Competitive advantage when using AI
The main news yesterday was the results of Boston Consulting Group (BCG) testing the impact of Generative AI on its consultants 👩💻
The results were quite overwhelming: consultants using GPT-4 finished 12.2% more tasks, completed tasks 25.1% more quickly, and produced 40% higher quality results.
A few weeks back, McKinsey unveiled its new internal generative AI tool “Lilli” - a chat application trained on more than 100,000 proprietary internal documents and interview transcripts. Lilli (even in its current beta) has been a huge success internally - both in terms of impact and adoption:
➡️ The tool has already dramatically cut down the time spent on research and planning from weeks to mere hours, and from hours to just minutes in others
➡️ An astounding 66% of employees now use the app multiple times a week
➡️ In the first 2 weeks of August alone, Lilli answered a whopping 50,000 questions
McKinsey concluded that a combination of cost, reliability, and security warranted an in-house solution - despite the higher “tech lift” required. Indeed, McKinsey chose to build its own app on top of other LLM technologies:
🔵 Cohere (most likely using their Embeddings and Semantic Search products); and
🔵 OpenAI Microsoft Azure service (most likely for the “enterprise-friendly” secure GPT-4 instance)
McKinsey's declaration of being "LLM agnostic" is telling. To them, the LLM is a mere means to a desired end: achieving business goals. With Lilli's in-house build, they command the flexibility to swap out underlying technologies as deemed fit.

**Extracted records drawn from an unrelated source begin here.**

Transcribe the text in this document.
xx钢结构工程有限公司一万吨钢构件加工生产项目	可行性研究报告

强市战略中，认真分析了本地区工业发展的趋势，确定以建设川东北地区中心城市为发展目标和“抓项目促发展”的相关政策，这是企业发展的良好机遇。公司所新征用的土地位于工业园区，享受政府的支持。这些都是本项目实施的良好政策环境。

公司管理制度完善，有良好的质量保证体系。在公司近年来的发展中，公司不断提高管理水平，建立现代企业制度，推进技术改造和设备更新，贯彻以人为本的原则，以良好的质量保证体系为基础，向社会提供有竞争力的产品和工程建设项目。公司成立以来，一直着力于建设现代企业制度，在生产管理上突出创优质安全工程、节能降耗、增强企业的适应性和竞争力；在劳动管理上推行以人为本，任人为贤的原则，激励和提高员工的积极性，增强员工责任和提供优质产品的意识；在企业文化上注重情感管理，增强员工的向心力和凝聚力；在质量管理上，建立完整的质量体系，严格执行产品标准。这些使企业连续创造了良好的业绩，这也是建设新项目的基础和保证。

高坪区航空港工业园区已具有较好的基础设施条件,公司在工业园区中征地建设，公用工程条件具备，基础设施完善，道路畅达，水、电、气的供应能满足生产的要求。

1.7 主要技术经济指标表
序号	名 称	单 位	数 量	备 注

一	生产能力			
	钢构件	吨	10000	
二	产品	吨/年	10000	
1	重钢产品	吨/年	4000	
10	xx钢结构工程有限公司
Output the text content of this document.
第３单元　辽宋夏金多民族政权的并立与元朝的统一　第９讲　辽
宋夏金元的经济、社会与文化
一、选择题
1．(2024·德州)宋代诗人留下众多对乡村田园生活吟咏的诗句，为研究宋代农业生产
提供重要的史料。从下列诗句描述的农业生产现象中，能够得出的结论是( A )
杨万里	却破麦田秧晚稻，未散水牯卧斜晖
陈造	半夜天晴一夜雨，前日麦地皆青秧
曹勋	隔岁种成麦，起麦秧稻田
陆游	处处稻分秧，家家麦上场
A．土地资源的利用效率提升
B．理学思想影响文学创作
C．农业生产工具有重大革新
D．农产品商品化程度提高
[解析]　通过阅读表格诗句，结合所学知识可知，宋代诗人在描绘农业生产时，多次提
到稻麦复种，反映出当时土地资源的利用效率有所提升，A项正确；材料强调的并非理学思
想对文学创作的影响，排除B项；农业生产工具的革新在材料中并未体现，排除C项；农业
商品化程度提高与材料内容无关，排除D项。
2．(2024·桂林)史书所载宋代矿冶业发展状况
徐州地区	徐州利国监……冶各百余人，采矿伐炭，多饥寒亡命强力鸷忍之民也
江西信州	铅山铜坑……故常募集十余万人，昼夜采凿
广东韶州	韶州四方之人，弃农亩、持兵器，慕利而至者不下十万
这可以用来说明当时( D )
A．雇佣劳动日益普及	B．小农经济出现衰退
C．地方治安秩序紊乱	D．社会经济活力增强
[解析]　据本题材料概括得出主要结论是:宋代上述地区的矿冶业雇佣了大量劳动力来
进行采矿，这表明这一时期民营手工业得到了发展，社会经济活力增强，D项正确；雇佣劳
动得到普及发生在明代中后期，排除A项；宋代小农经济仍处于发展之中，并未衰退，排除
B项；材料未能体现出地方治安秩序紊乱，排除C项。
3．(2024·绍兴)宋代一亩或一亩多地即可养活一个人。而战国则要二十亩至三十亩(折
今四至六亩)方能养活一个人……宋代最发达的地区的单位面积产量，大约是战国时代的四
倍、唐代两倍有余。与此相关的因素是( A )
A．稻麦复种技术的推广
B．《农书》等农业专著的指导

In many cases, startups will have to offer similar flexibility in terms of the underlying technology to win over enterprises (besides regulation, managing confidential customer data, security, PII requirements, etc.) - something that will likely require a higher engineering lift and will involve continuous testing, QA, etc over multiple ever-so-evolving LLMs available on the market. This might be challenging for smaller startups with leaner technical teams.
☝ However, the McKinsey's and BCG's of the world have one big advantage: data and knowledge that they've gathered from various projects for decades that is probably stored and quite well-indexed.
Data, documentation and knowledge bases will be the key moat and competitive advantage in this new era where models will be increasingly commoditized. Knowledge bases are as important to AI progress as Foundation Models and LLMs.
To compete, make sure your documentation and knowledge bases are the best on the planet. When it comes to knowledge you want to be able to store a lot of it, and you want to be able to find the right piece of knowledge at the right time. For e.g. LLMs this is typically done with a vector database (for now).